The output can be found below:

Text object usage

We created an empty document, added new page to it and appended an instance of TextObject class into its content. For this text object we also created a text matrix and indicated that we’d like to use one of the standard fonts. This clean example based on Fixed layout API hides many low-level details behind the scene e.g. creation of necessary operators, providing you with a clean and straightforward way to get job done. Other text options can be set using text object instance, e.g. leading, char and word spacing, text rise, rendering mode etc. See section 9.4 “Text Objects” of the PDF specification for the complete list.

Other thing to notice is how we positioned the text on the page. It was done by altering the current transformation object for the page's content to which our textobject was subsequently added. This transformation set the initial position of the text object's coordinate space.

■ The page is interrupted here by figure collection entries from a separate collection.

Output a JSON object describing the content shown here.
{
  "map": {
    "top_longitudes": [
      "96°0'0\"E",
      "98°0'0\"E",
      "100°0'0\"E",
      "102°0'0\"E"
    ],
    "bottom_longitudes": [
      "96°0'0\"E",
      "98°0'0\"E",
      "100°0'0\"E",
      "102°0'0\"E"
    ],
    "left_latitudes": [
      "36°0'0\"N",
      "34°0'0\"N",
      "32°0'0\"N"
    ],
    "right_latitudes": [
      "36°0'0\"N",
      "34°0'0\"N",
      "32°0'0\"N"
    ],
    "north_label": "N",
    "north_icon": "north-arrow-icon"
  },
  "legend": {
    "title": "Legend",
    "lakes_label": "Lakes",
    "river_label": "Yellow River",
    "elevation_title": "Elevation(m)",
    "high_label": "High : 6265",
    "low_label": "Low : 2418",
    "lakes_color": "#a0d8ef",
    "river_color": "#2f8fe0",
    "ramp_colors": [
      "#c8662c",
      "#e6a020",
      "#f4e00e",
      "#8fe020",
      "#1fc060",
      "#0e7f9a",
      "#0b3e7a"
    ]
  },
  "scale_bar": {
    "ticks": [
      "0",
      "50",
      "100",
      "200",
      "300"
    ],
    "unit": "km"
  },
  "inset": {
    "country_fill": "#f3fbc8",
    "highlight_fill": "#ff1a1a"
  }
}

// set current transformation matrix, so the text will be added to the top of the page,
// PDF coordinate system has Y-axis pointing from bottom to top.
document.Pages[0].Content.Translate(10, 820);
 

So we’ve added 10pt offset to the X-coordinate and 820pt to the Y coordinate of the page's initial transformation, moving our objects from left to the right and from bottom to the top. This way we got our text object placed on top of the page. If there were another text object added after the first one, it would have to have an additional transformation applied in order to not overlap with the first one.